Faux painting or faux finishing are terms used to describe decorative paint finishes that replicate the appearance of materials such as marble, wood or stone. The term comes from the French word faux, meaning false, as these techniques started as a form of replicating materials such as marble and wood with paint, but has subsequently come to encompass many other decorative finishes for walls and furniture including simulating recognisable textures and surfaces.

== History ==
Faux finishing has been used for millennia, from cave painting to the tombs of ancient Egypt, but what we generally think of as faux finishing in the decorative arts began with plaster and stucco finishes in Mesopotamia over 5,000 years ago.

Faux painting became popular in classical times in the forms of faux marble, faux wood, and trompe-l'œil murals. Artists would apprentice for 10 years or more with a master faux painter before working on their own. Great recognition was awarded to artists who could actually trick viewers into believing their work was the real thing.

The 1911 Encyclopædia Britannica Eleventh Edition, in discussing the work of house and decorative painters, describes a number of faux-finishes including marbleizing and graining. Faux painting has continued to be popular throughout the ages, but experienced major resurgences in the neoclassical revival of the nineteenth century and the Art Deco styles of the 1920s. During the recent history of decorative painting, faux finishing has been mainly used in commercial and public spaces.

==20th century revival==
In the late 1980s and early 1990s, faux finishing saw another revival, as wallpaper began to fall out of fashion. At this point, faux painting became popular in home environments, with high-end homes leading the trend. While it can be quite expensive to hire a professional faux finisher ($80.00/hr.), many faux painting methods are thought to be simple enough for a beginning home owner to create with a little instruction. Some professionally applied finishes in the high-end, Bay-Area homes of northern California, for example, were as simple as oil glaze, oil-based paint or penetrol or as complicated as applications with peacock feathers and 4 different colors applied using 4 different techniques.

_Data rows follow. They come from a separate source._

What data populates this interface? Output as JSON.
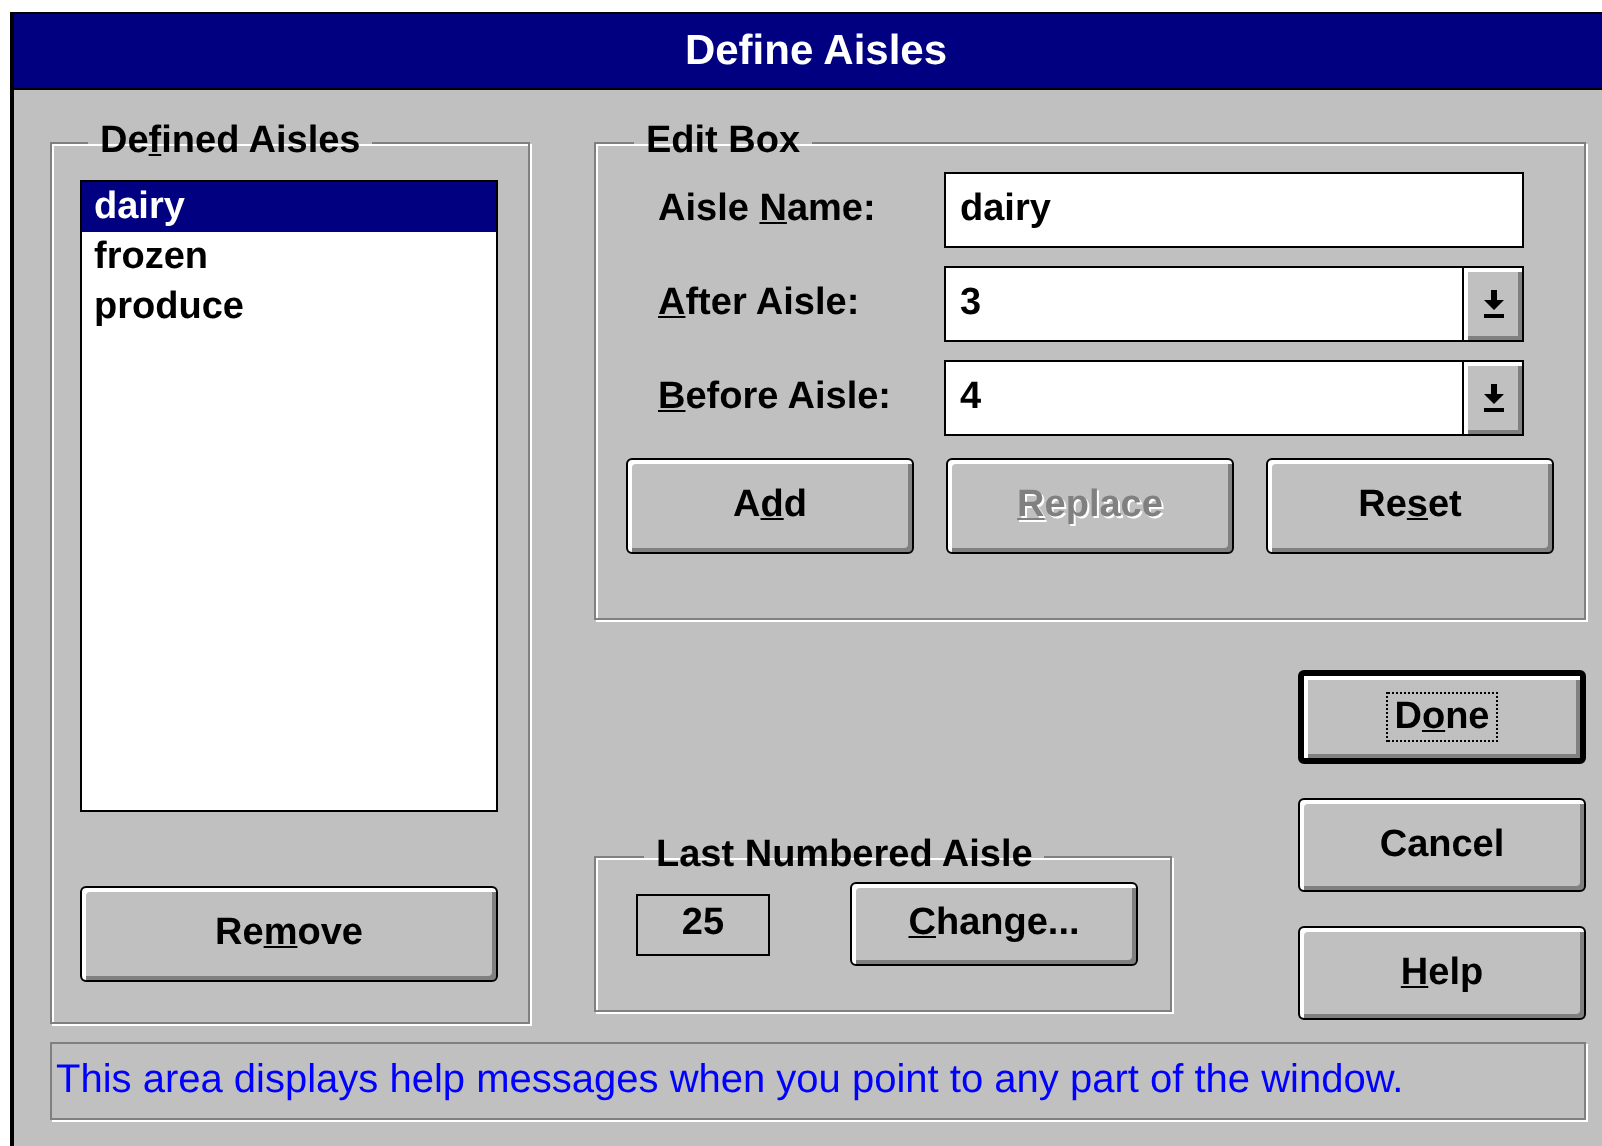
{
  "window": {
    "title": "Define Aisles"
  },
  "defined_aisles": {
    "label": {
      "before": "De",
      "key": "f",
      "after": "ined Aisles"
    },
    "items": [
      {
        "label": "dairy",
        "selected": true
      },
      {
        "label": "frozen",
        "selected": false
      },
      {
        "label": "produce",
        "selected": false
      }
    ],
    "remove_button": {
      "label": {
        "before": "Re",
        "key": "m",
        "after": "ove"
      }
    }
  },
  "edit_box": {
    "label": {
      "before": "Edit Box"
    },
    "fields": [
      {
        "kind": "text",
        "label": {
          "before": "Aisle ",
          "key": "N",
          "after": "ame:"
        },
        "value": "dairy"
      },
      {
        "kind": "dropdown",
        "label": {
          "key": "A",
          "after": "fter Aisle:"
        },
        "value": "3"
      },
      {
        "kind": "dropdown",
        "label": {
          "key": "B",
          "after": "efore Aisle:"
        },
        "value": "4"
      }
    ],
    "buttons": [
      {
        "label": {
          "before": "A",
          "key": "d",
          "after": "d"
        },
        "disabled": false
      },
      {
        "label": {
          "key": "R",
          "after": "eplace"
        },
        "disabled": true
      },
      {
        "label": {
          "before": "Re",
          "key": "s",
          "after": "et"
        },
        "disabled": false
      }
    ]
  },
  "last_numbered_aisle": {
    "label": {
      "before": "Last Numbered Aisle"
    },
    "value": "25",
    "button": {
      "label": {
        "key": "C",
        "after": "hange..."
      }
    }
  },
  "dialog_buttons": [
    {
      "label": {
        "before": "D",
        "key": "o",
        "after": "ne"
      },
      "default": true
    },
    {
      "label": {
        "before": "Cancel"
      },
      "default": false
    },
    {
      "label": {
        "key": "H",
        "after": "elp"
      },
      "default": false
    }
  ],
  "status_bar": {
    "text": "This area displays help messages when you point to any part of the window."
  }
}
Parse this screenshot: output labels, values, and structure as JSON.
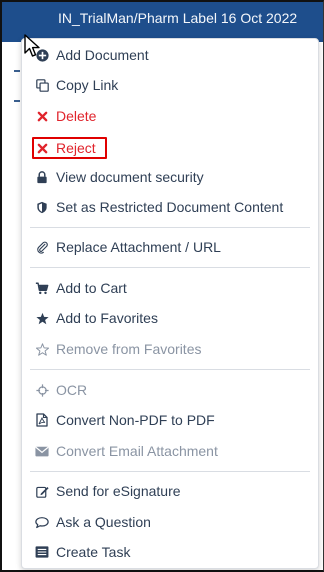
{
  "window": {
    "header_text": "IN_TrialMan/Pharm Label 16 Oct 2022"
  },
  "menu": {
    "items": [
      {
        "label": "Add Document",
        "icon": "plus-circle-icon",
        "state": "normal"
      },
      {
        "label": "Copy Link",
        "icon": "copy-icon",
        "state": "normal"
      },
      {
        "label": "Delete",
        "icon": "x-icon",
        "state": "danger"
      },
      {
        "label": "Reject",
        "icon": "x-icon",
        "state": "danger",
        "highlighted": true
      },
      {
        "label": "View document security",
        "icon": "lock-icon",
        "state": "normal"
      },
      {
        "label": "Set as Restricted Document Content",
        "icon": "shield-icon",
        "state": "normal"
      },
      {
        "label": "Replace Attachment / URL",
        "icon": "paperclip-icon",
        "state": "normal"
      },
      {
        "label": "Add to Cart",
        "icon": "cart-icon",
        "state": "normal"
      },
      {
        "label": "Add to Favorites",
        "icon": "star-filled-icon",
        "state": "normal"
      },
      {
        "label": "Remove from Favorites",
        "icon": "star-outline-icon",
        "state": "disabled"
      },
      {
        "label": "OCR",
        "icon": "crosshair-icon",
        "state": "disabled"
      },
      {
        "label": "Convert Non-PDF to PDF",
        "icon": "pdf-file-icon",
        "state": "normal"
      },
      {
        "label": "Convert Email Attachment",
        "icon": "envelope-icon",
        "state": "disabled"
      },
      {
        "label": "Send for eSignature",
        "icon": "edit-icon",
        "state": "normal"
      },
      {
        "label": "Ask a Question",
        "icon": "comment-icon",
        "state": "normal"
      },
      {
        "label": "Create Task",
        "icon": "task-list-icon",
        "state": "normal"
      }
    ]
  },
  "colors": {
    "header_bg": "#1e4e8c",
    "text": "#2f3f55",
    "danger": "#e0242c",
    "disabled": "#8a94a3",
    "highlight_border": "#e00000"
  }
}
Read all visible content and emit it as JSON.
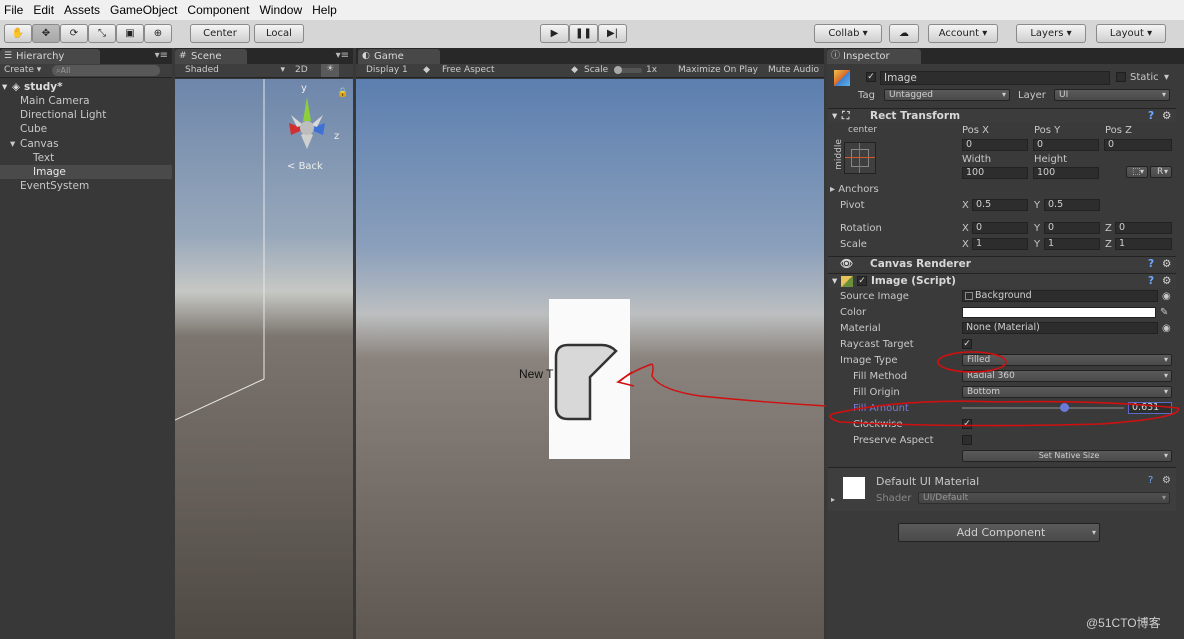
{
  "menu": [
    "File",
    "Edit",
    "Assets",
    "GameObject",
    "Component",
    "Window",
    "Help"
  ],
  "toolbar": {
    "center": "Center",
    "local": "Local",
    "collab": "Collab",
    "account": "Account",
    "layers": "Layers",
    "layout": "Layout"
  },
  "hierarchy": {
    "tab": "Hierarchy",
    "create": "Create",
    "search": "All",
    "scene_name": "study*",
    "items": [
      "Main Camera",
      "Directional Light",
      "Cube",
      "Canvas",
      "Text",
      "Image",
      "EventSystem"
    ]
  },
  "scene": {
    "tab": "Scene",
    "shading": "Shaded",
    "mode2d": "2D",
    "back": "Back",
    "axis_y": "y",
    "axis_z": "z"
  },
  "game": {
    "tab": "Game",
    "display": "Display 1",
    "aspect": "Free Aspect",
    "scale_label": "Scale",
    "scale_value": "1x",
    "maximize": "Maximize On Play",
    "mute": "Mute Audio",
    "new_text": "New T"
  },
  "inspector": {
    "tab": "Inspector",
    "object_name": "Image",
    "static": "Static",
    "tag_label": "Tag",
    "tag_value": "Untagged",
    "layer_label": "Layer",
    "layer_value": "UI",
    "rect": {
      "title": "Rect Transform",
      "anchor_h": "center",
      "anchor_v": "middle",
      "posx_label": "Pos X",
      "posy_label": "Pos Y",
      "posz_label": "Pos Z",
      "posx": "0",
      "posy": "0",
      "posz": "0",
      "width_label": "Width",
      "height_label": "Height",
      "width": "100",
      "height": "100",
      "r": "R",
      "anchors": "Anchors",
      "pivot": "Pivot",
      "pivot_x": "0.5",
      "pivot_y": "0.5",
      "rotation": "Rotation",
      "rot_x": "0",
      "rot_y": "0",
      "rot_z": "0",
      "scale": "Scale",
      "scale_x": "1",
      "scale_y": "1",
      "scale_z": "1",
      "x": "X",
      "y": "Y",
      "z": "Z"
    },
    "canvas_renderer": "Canvas Renderer",
    "image_script": {
      "title": "Image (Script)",
      "source_label": "Source Image",
      "source_value": "Background",
      "color_label": "Color",
      "material_label": "Material",
      "material_value": "None (Material)",
      "raycast_label": "Raycast Target",
      "type_label": "Image Type",
      "type_value": "Filled",
      "method_label": "Fill Method",
      "method_value": "Radial 360",
      "origin_label": "Fill Origin",
      "origin_value": "Bottom",
      "amount_label": "Fill Amount",
      "amount_value": "0.631",
      "amount": 0.631,
      "clockwise_label": "Clockwise",
      "preserve_label": "Preserve Aspect",
      "native_size": "Set Native Size"
    },
    "material": {
      "name": "Default UI Material",
      "shader_label": "Shader",
      "shader_value": "UI/Default"
    },
    "add_component": "Add Component"
  },
  "watermark": "@51CTO博客",
  "colors": {
    "annotation": "#d01010",
    "fill_label": "#7a7ad8"
  }
}
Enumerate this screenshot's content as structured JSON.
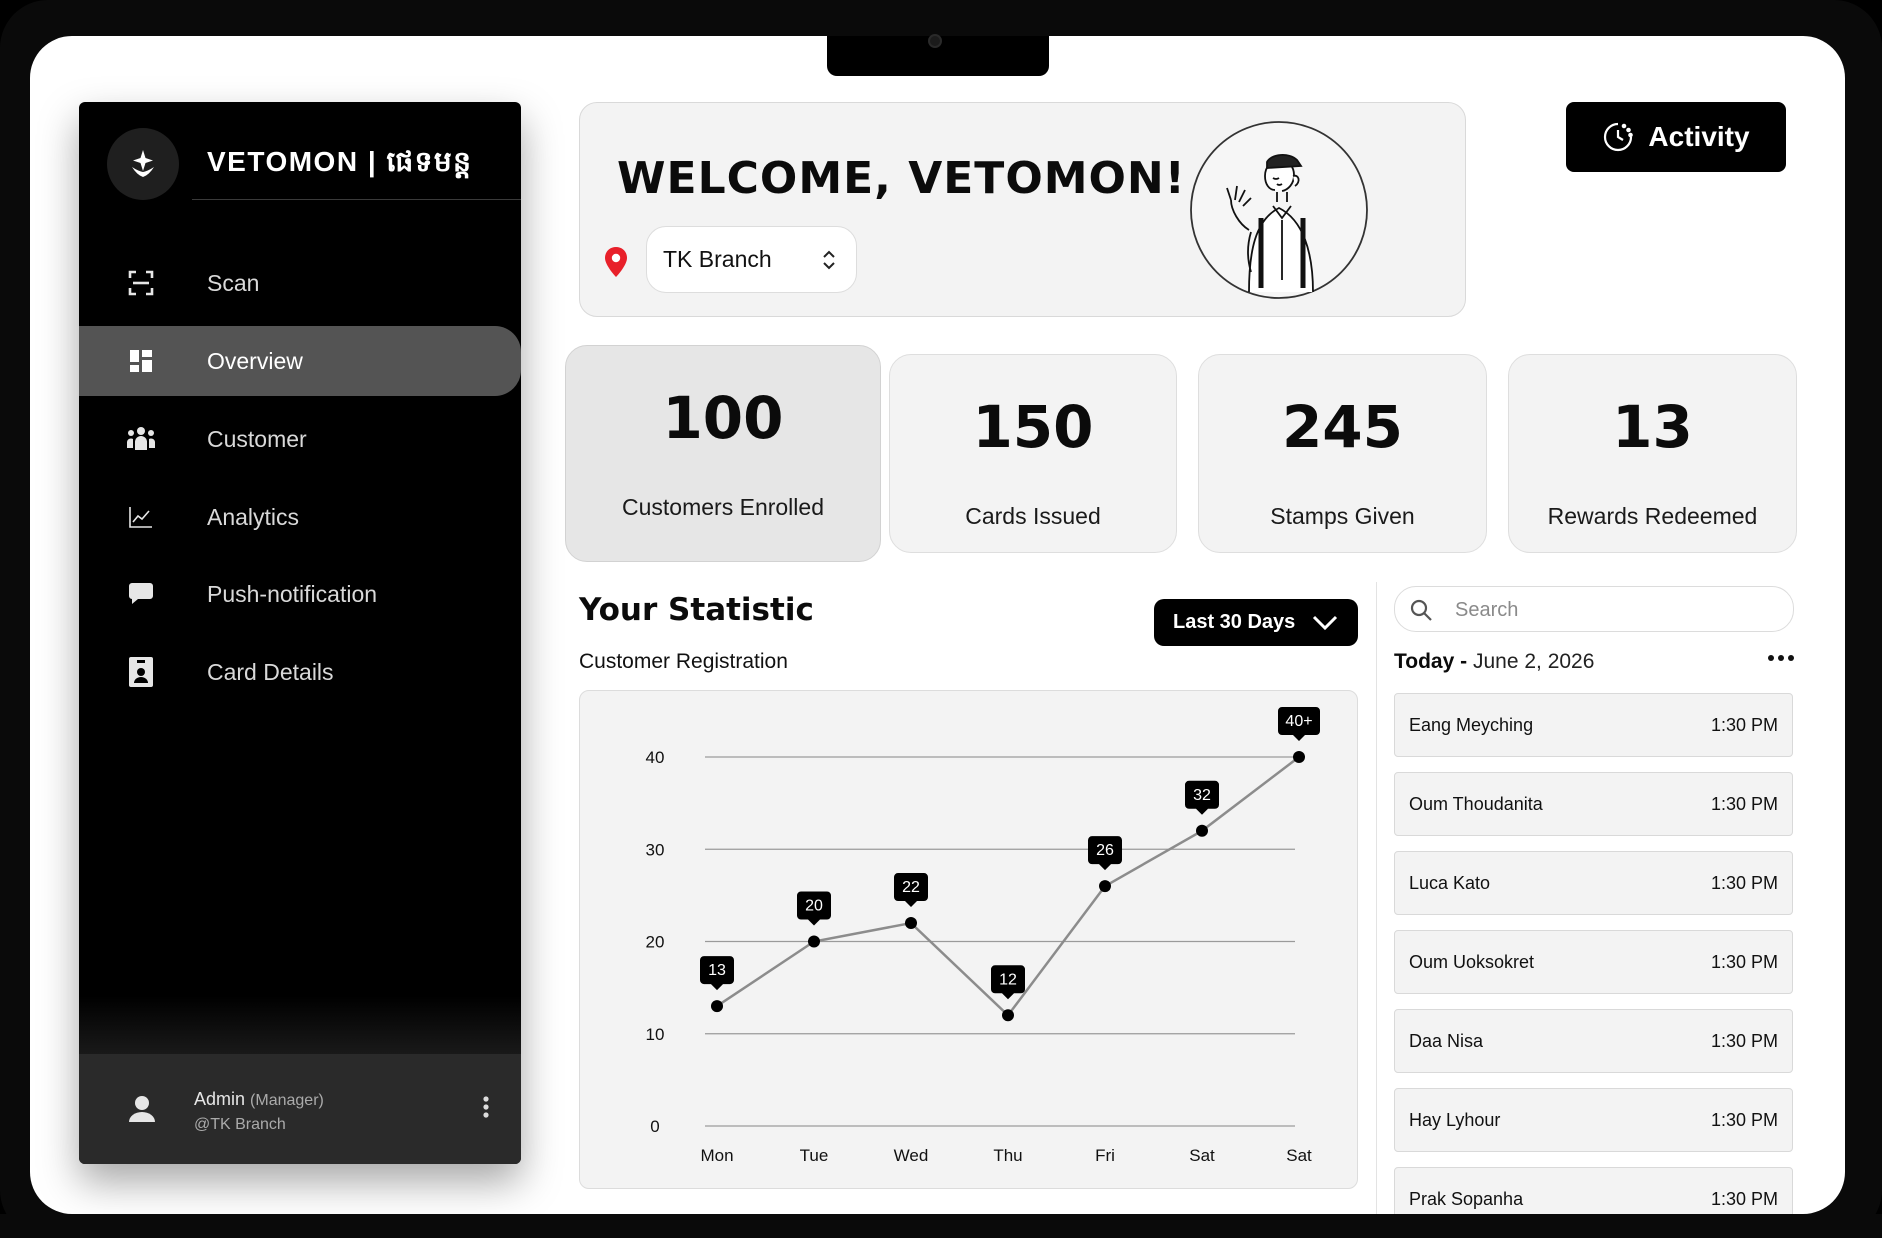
{
  "brand": {
    "name": "VETOMON | ផេទមន្ត"
  },
  "sidebar": {
    "items": [
      {
        "label": "Scan",
        "icon": "scan-icon"
      },
      {
        "label": "Overview",
        "icon": "dashboard-icon",
        "active": true
      },
      {
        "label": "Customer",
        "icon": "users-icon"
      },
      {
        "label": "Analytics",
        "icon": "analytics-icon"
      },
      {
        "label": "Push-notification",
        "icon": "chat-icon"
      },
      {
        "label": "Card Details",
        "icon": "id-card-icon"
      }
    ],
    "user": {
      "name": "Admin",
      "role": "(Manager)",
      "branch": "@TK Branch"
    }
  },
  "welcome": {
    "title": "WELCOME, VETOMON!",
    "branch": "TK Branch"
  },
  "activity_button": "Activity",
  "stats": [
    {
      "value": "100",
      "label": "Customers Enrolled"
    },
    {
      "value": "150",
      "label": "Cards Issued"
    },
    {
      "value": "245",
      "label": "Stamps Given"
    },
    {
      "value": "13",
      "label": "Rewards Redeemed"
    }
  ],
  "statistic": {
    "title": "Your Statistic",
    "subtitle": "Customer Registration",
    "range": "Last 30 Days"
  },
  "chart_data": {
    "type": "line",
    "title": "Customer Registration",
    "categories": [
      "Mon",
      "Tue",
      "Wed",
      "Thu",
      "Fri",
      "Sat",
      "Sat"
    ],
    "values": [
      13,
      20,
      22,
      12,
      26,
      32,
      40
    ],
    "data_labels": [
      "13",
      "20",
      "22",
      "12",
      "26",
      "32",
      "40+"
    ],
    "y_ticks": [
      "40",
      "30",
      "20",
      "10",
      "0"
    ],
    "ylim": [
      0,
      40
    ],
    "grid": true,
    "colors": {
      "line": "#8c8c8c",
      "point": "#000000",
      "label_bg": "#000000"
    }
  },
  "activity": {
    "search_placeholder": "Search",
    "today_label": "Today -",
    "date": "June 2, 2026",
    "entries": [
      {
        "name": "Eang Meyching",
        "time": "1:30 PM"
      },
      {
        "name": "Oum Thoudanita",
        "time": "1:30 PM"
      },
      {
        "name": "Luca Kato",
        "time": "1:30 PM"
      },
      {
        "name": "Oum Uoksokret",
        "time": "1:30 PM"
      },
      {
        "name": "Daa Nisa",
        "time": "1:30 PM"
      },
      {
        "name": "Hay Lyhour",
        "time": "1:30 PM"
      },
      {
        "name": "Prak Sopanha",
        "time": "1:30 PM"
      }
    ]
  },
  "colors": {
    "accent": "#000000",
    "pin": "#e8202a",
    "active_nav": "#545454"
  }
}
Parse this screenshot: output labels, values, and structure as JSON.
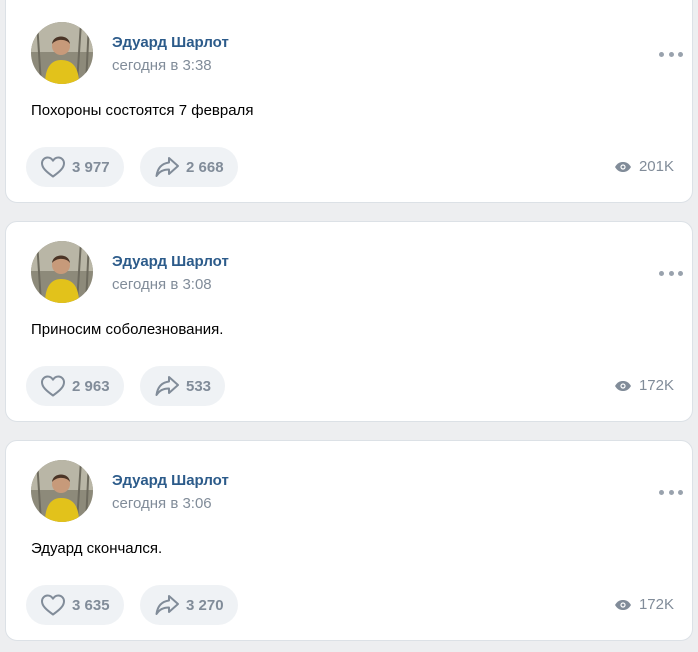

In modern-day faux finishing, there are two major processes used. Glaze work involves using a translucent mixture of paint and glaze applied with a brush, roller, rag, or sponge, and often mimics textures, but it is always smooth to the touch. Plaster work can be done with tinted plasters, or washed over with earth pigments, and is generally applied with a trowel or spatula. The finished result can be either flat to the touch or textured.

== Faux finishes ==
- Marbleizing or faux marbling is used to make walls and furniture look like real marble. This can be done using either plaster or glaze techniques.
- Fresco is a simple technique, uses mixtures of tint and joint compound to add mottled color and subtle texture to plain walls,
- Graining, wood graining, or faux bois (French for "fake wood") is often used to imitate exotic or hard-to-find wood varieties.
- Trompe-l'œil, "fool the eye" in French, is a realistic painting technique often used in murals, and to create architectural details as well as depth and 3 dimensionality.
- Venetian plaster is a smooth and often shiny plaster design that appears textured but is smooth to the touch. Venetian plaster is one of the most traditional plaster decorations. Authentic Venetian Plaster is made from marble dust and ground up limestone.
- Color wash is a free-form finish that creates subtle variations of color using multiple hues of glaze blended together with a paint brush.
- Strié, from the French for "stripe" or "streak", is a glazing technique that creates soft thin streaks of color using a paint brush. It is a technique often used to simulate fabrics such as linen and denim.
- Rag painting or ragging is a glazing technique using twisted or bunched up rags to create a textural pattern.
- Sponging is a free-form finish achieved by applying glaze to the wall by dabbing a sea sponge, in various shapes to achieve either simple design (resembling the wall papers) and more sophisticated ones.